The European Environment Agency (EEA) has published an analysis on the use of freshwater resources in Europe, highlighting ongoing challenges in water scarcity and resource management.

Context: 

The EEA indicators assess current status and evolutions of phenomena over a period of time. The overall objective is to provide updated data to improve governance and environmental policy implementation.

The Water Exploitation Index plus (WEI+) provides a quarterly assessment of water consumption expressed as percentage of renewable freshwater resources.

Key Findings:

  • Water scarcity affects 30% of EU territory and 34% of EU population on average.
  • In Southern Europe, 30% of the population suffers permanent water stress and 70% suffers seasonal water stress.
  • Climate change is expected to intensify seasonal water shortages and extreme drought events, making a reduction in water scarcity by 2030 unlikely.

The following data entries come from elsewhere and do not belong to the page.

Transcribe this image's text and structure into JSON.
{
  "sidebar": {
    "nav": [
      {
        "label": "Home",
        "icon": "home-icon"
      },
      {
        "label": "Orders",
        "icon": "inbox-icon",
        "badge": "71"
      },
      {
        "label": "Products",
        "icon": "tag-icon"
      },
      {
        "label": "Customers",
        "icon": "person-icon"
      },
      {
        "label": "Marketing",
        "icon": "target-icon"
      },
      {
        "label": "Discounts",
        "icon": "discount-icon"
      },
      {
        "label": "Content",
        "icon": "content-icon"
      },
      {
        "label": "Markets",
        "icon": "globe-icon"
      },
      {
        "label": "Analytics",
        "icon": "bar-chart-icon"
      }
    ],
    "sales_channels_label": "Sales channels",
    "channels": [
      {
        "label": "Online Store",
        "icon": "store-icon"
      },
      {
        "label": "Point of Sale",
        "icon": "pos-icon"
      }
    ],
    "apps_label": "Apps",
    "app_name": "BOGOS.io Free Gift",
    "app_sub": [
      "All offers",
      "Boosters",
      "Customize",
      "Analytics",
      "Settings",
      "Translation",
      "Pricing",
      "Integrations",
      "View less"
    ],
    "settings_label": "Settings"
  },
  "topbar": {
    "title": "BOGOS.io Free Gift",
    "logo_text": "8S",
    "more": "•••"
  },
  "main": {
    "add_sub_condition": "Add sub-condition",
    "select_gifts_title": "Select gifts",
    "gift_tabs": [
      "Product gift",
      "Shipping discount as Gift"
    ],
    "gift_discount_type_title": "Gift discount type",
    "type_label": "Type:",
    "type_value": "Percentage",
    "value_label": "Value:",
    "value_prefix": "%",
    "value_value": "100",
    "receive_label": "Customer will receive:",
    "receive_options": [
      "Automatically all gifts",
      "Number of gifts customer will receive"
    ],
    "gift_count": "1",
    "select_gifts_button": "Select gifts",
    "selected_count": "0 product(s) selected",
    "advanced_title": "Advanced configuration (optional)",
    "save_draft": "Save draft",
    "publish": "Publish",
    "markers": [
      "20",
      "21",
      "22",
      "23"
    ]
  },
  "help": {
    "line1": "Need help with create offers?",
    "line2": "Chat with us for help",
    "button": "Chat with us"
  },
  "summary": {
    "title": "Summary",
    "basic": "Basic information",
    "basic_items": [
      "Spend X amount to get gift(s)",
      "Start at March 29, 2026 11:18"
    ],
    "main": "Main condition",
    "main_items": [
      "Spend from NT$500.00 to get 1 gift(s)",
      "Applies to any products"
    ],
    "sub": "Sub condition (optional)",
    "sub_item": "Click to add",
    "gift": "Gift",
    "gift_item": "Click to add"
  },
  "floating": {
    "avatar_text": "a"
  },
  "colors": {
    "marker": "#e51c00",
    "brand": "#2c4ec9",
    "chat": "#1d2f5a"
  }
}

Main pressure factors: agriculture, tourism, urban population density and climate change.

Three illustrative cases:

Cyprus: EU country most affected by seasonal water scarcity

Malta: EU country most affected by permanent water scarcity

Türkiye: EEA country most affected by seasonal water scarcity

Implications:

The EEA's findings emphasise the need for enhanced water management strategies across Europe. Despite reductions in water abstraction, the persistence and intensification of water scarcity conditions highlight the importance of sustainable water use practices and the protection of available water resources.